I can't place myself in her head because I've never been in the situation she found herself in. But I did have a friend who reacted to an unwanted pregnancy the same way she did. S didn't want to believe she was pregnant. She ignored the situation as long as she could hoping the problem would just go away. She'd already had an abortion in high school and wasn't eager to repeat it. She hid her pregnancy from her friends and family. Only her co-workers noticed and put two and two together. No one said anything to her about it (except me) sensing, correctly, that she just didn't want to talk about it.

I hope L had a co-worker friend like me to confide in. I'd hate to think she carried the burden of her hidden pregnancy all alone. If someone pointed her to the choice of adoption, thank God for them. But I think L's decision was influenced by her own life experiences. Her own mother was adopted. Her own mother got pregnant at a young age and elected to keep her baby. L was raised by a young single mother with no support from her birth father. She knows first hand the struggles her own mother went through and just couldn't see that role playing out for herself.

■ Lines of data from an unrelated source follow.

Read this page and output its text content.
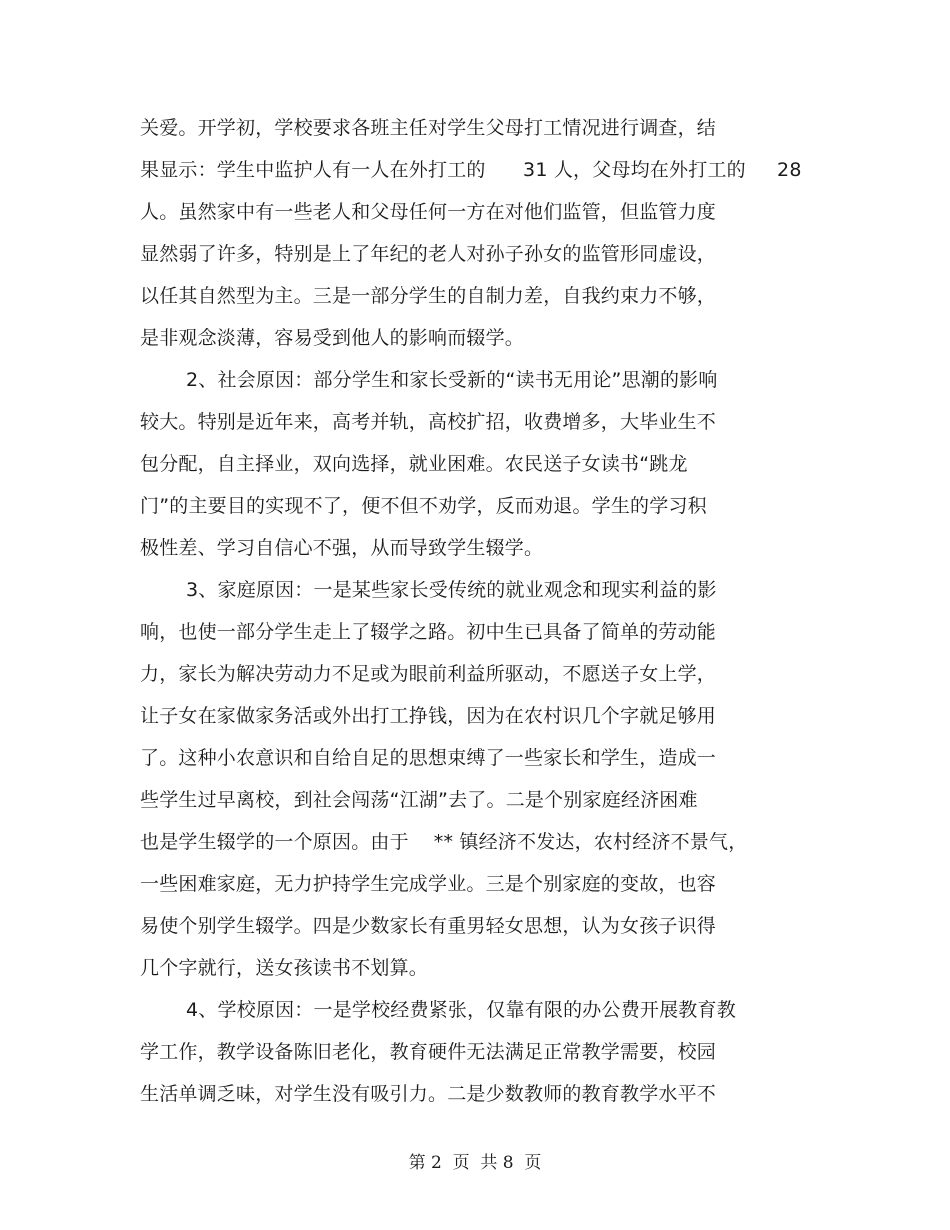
关爱。开学初，学校要求各班主任对学生父母打工情况进行调查，结
果显示：学生中监护人有一人在外打工的      31 人，父母均在外打工的     28
人。虽然家中有一些老人和父母任何一方在对他们监管，但监管力度
显然弱了许多，特别是上了年纪的老人对孙子孙女的监管形同虚设，
以任其自然型为主。三是一部分学生的自制力差，自我约束力不够，
是非观念淡薄，容易受到他人的影响而辍学。
2、社会原因：部分学生和家长受新的“读书无用论”思潮的影响
较大。特别是近年来，高考并轨，高校扩招，收费增多，大毕业生不
包分配，自主择业，双向选择，就业困难。农民送子女读书“跳龙
门”的主要目的实现不了，便不但不劝学，反而劝退。学生的学习积
极性差、学习自信心不强，从而导致学生辍学。
3、家庭原因：一是某些家长受传统的就业观念和现实利益的影
响，也使一部分学生走上了辍学之路。初中生已具备了简单的劳动能
力，家长为解决劳动力不足或为眼前利益所驱动，不愿送子女上学，
让子女在家做家务活或外出打工挣钱，因为在农村识几个字就足够用
了。这种小农意识和自给自足的思想束缚了一些家长和学生，造成一
些学生过早离校，到社会闯荡“江湖”去了。二是个别家庭经济困难
也是学生辍学的一个原因。由于    ** 镇经济不发达，农村经济不景气，
一些困难家庭，无力护持学生完成学业。三是个别家庭的变故，也容
易使个别学生辍学。四是少数家长有重男轻女思想，认为女孩子识得
几个字就行，送女孩读书不划算。
4、学校原因：一是学校经费紧张，仅靠有限的办公费开展教育教
学工作，教学设备陈旧老化，教育硬件无法满足正常教学需要，校园
生活单调乏味，对学生没有吸引力。二是少数教师的教育教学水平不
第 2  页  共 8  页
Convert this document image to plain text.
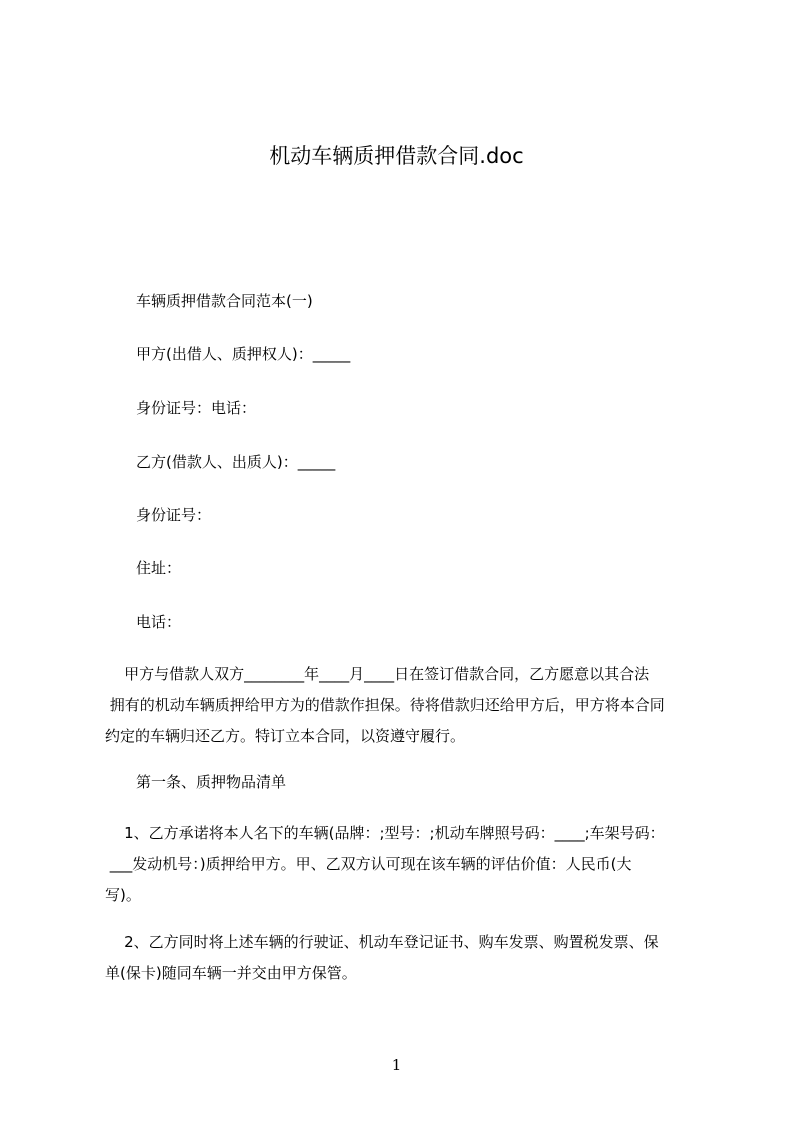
机动车辆质押借款合同.doc
车辆质押借款合同范本(一)
甲方(出借人、质押权人)：_____
身份证号：电话：
乙方(借款人、出质人)：_____
身份证号：
住址：
电话：
甲方与借款人双方________年____月____日在签订借款合同，乙方愿意以其合法
拥有的机动车辆质押给甲方为的借款作担保。待将借款归还给甲方后，甲方将本合同
约定的车辆归还乙方。特订立本合同，以资遵守履行。
第一条、质押物品清单
1、乙方承诺将本人名下的车辆(品牌：;型号：;机动车牌照号码：____;车架号码：
___发动机号：)质押给甲方。甲、乙双方认可现在该车辆的评估价值：人民币(大
写)。
2、乙方同时将上述车辆的行驶证、机动车登记证书、购车发票、购置税发票、保
单(保卡)随同车辆一并交由甲方保管。
1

I respect and admire L's decision. She told the social worker she wanted her baby to have a better life than she had with more opportunities.

Don't worry L. That's the least we will do for baby Max. He'll have loads of love too.

Sleepin Like a Baby

Maybe someday L will change her mind about having contact with us and Max. I hope so. She might not be the one raising him, but she'll always have a place in our family and our hearts.

Wednesday, October 04, 2006

FREAKING OUT!

I got a call from our adoption agency this morning. There is a baby WAITING FOR US...right NOW. He was born yesterday and will be ready for discharge tomorrow. All I have to do is call our agency back and say yes.

I have been freaking out for the last 2 hours. Am I ready? It's so...soon! Yeah, I know. We've technically been waiting for almost 2 years for this phone call, but... We had a lot more time to plan with Tyler. Time to get to know his birth mom. This birth mom doesn't want to meet us, at this point. Her decision was last minute, she hadn't had any prenatal care, and I get the feeling she was hiding her pregnancy for a long time. The hospital says the baby seems very healthy, so I'm not too worried about all that.

I'm more worried about being a mother to a newborn TOMORROW. TOMORROW!!!!

Holy crap!

Can I be ready for this? I'm wasting too much time freaking out. I know. There is a baby boy, all alone in a hospital waiting for his mommy and daddy to come get him. Is that me? Am I his mommy? I could really use some kind of sign right about now.

I called my parents and got my Dad on the phone. They were rushing to get ready for doctors appointments and my mom wouldn't even get on the phone. Dad was no help. I tried calling a friend, but either she isn't home or she isn't answering the phone.

I don't know how talking to someone will help. It's still my decision. John had no hesitation. He said yes almost before I got finished telling him the details.

I think some part of me is still dangling my fantasy of having a baby girl in front of me and saying "What about baby Sara? You don't even have a boy's name picked out. Are you settling? You can't do that, if that's the case. You have to be sure. This baby will be yours forever. No reservations! Are you really ready?"